The CDC and federal health officials have 60 days to file a response to the lawsuit.
Other Atlanta agencies receive HIV grant
AID Atlanta was one of at least two local non-profits that applied but did not receive a renewal of the grant, which funds HIV prevention programs for young men of color who have sex with men, young transgender people of color, and their partners, according to the CDC. A renewal application from Positive Impact Health Centers was also denied.
Instead, the CDC awarded annual grants of $354,597 to Atlanta Harm Reduction Coalition for HIV prevention among young men of color and $388,365 to Someone Cares for programs targeting young transgender people. The $3.5 million awarded for the grant in metro Atlanta has not been reduced, according to the CDC, just shifted to two other agencies.
Additionally, AID Atlanta still receives about $800,000 per year in other CDC funding for HIV prevention, while Positive Impact receives about $700,000 per year, according to the CDC.
Overall, the CDC provided funding for 30 agencies across the country for the grant program for HIV prevention efforts targeting young black men and transgender people of color. Some 134 agencies applied for the funding.
"This was a competitive award process. All applications were reviewed and scored by an objective panel of diverse, highly qualified federal reviewers," Paul Fulton, a CDC spokesperson, said in an April interview before the lawsuit was filed.
"Under a previous opportunity, CDC awarded grants to Positive Impact and AID Atlanta to deliver HIV prevention strategies for young men of color who have sex with men, young transgender people of color, and their partners. However, other Atlanta-area organizations achieved higher scores in applying for the current initiative," Fulton added.
Lawsuit common tactic for AID Atlanta parent
Filing lawsuits over funding for HIV programs is a longtime tactic of the AIDS Healthcare Foundation. The Los Angeles-based organization, a global player in HIV prevention and treatment, is the parent of AID Atlanta. The agency and its founder Michael Weinstein (third photo) have filed at least 12 lawsuits against Los Angeles County, many of them concerning HIV-related contracts. It has also filed lawsuits over HIV funding in Dallas, Baton Rouge, La., King County in Seattle, Palm Beach County in Florida, and Prince George's County in Maryland.
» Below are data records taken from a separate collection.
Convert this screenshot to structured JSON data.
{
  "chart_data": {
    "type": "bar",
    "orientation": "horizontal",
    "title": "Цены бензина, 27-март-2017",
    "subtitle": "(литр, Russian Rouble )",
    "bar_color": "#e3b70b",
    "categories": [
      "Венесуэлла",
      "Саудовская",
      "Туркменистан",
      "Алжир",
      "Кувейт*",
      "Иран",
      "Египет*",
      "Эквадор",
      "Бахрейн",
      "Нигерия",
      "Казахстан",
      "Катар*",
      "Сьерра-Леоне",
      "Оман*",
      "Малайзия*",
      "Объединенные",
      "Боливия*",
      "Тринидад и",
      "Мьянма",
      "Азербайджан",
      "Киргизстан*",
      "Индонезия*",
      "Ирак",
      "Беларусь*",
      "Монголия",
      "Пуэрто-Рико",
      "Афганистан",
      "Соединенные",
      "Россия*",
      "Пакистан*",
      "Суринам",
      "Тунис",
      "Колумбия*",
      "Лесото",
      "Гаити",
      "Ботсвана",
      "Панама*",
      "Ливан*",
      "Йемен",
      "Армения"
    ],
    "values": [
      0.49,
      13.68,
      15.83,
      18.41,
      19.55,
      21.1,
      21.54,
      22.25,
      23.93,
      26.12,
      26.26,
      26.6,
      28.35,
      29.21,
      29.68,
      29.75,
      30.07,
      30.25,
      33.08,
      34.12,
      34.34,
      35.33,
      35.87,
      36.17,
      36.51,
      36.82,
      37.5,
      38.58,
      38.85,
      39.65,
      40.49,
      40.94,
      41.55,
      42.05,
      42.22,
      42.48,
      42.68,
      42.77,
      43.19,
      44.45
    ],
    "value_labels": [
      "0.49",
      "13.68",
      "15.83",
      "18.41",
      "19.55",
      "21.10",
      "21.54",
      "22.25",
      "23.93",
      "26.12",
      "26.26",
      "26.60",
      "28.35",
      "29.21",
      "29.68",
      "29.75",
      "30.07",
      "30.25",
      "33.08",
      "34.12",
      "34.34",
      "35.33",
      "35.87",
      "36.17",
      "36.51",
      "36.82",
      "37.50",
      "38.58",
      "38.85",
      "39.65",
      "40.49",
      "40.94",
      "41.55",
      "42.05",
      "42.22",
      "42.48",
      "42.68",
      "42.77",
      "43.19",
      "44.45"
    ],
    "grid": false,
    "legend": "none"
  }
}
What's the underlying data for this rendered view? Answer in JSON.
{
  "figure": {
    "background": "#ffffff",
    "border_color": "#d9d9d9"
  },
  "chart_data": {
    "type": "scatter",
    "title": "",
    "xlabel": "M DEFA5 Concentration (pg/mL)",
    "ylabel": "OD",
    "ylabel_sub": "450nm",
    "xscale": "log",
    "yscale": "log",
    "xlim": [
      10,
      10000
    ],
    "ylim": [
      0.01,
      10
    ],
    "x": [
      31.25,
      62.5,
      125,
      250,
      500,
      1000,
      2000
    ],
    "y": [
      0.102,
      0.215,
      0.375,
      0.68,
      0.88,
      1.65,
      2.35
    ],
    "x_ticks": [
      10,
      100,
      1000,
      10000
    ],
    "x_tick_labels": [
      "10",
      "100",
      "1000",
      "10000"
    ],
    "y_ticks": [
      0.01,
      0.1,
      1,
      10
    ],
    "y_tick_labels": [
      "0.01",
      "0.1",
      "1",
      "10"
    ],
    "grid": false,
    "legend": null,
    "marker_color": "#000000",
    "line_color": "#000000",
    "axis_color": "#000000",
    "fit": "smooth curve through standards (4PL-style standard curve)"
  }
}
Weinstein, in an interview with Project Q Atlanta last September, said the agency will take its fight to court when it sees government officials acting "grossly unfair" in awarding HIV prevention funds or holding back unspent funds.
"There is not a level playing field and there is abuse," Weinstein said. "Every one of the cases where we've sued, we've been successful."
Weinstein said that in some jurisdictions, the agency has "waited patiently and we were not given a single dollar" and watched as funding was doled out to local agencies. But as AHF expands in markets, funding should be open to it like it is to other HIV agencies, he added.
"The approach to HIV being a local cottage industry is not helpful to the people living with HIV. If us coming into an area means that people locally have to step up their game somewhat, I think that's not a bad thing," Weinstein said.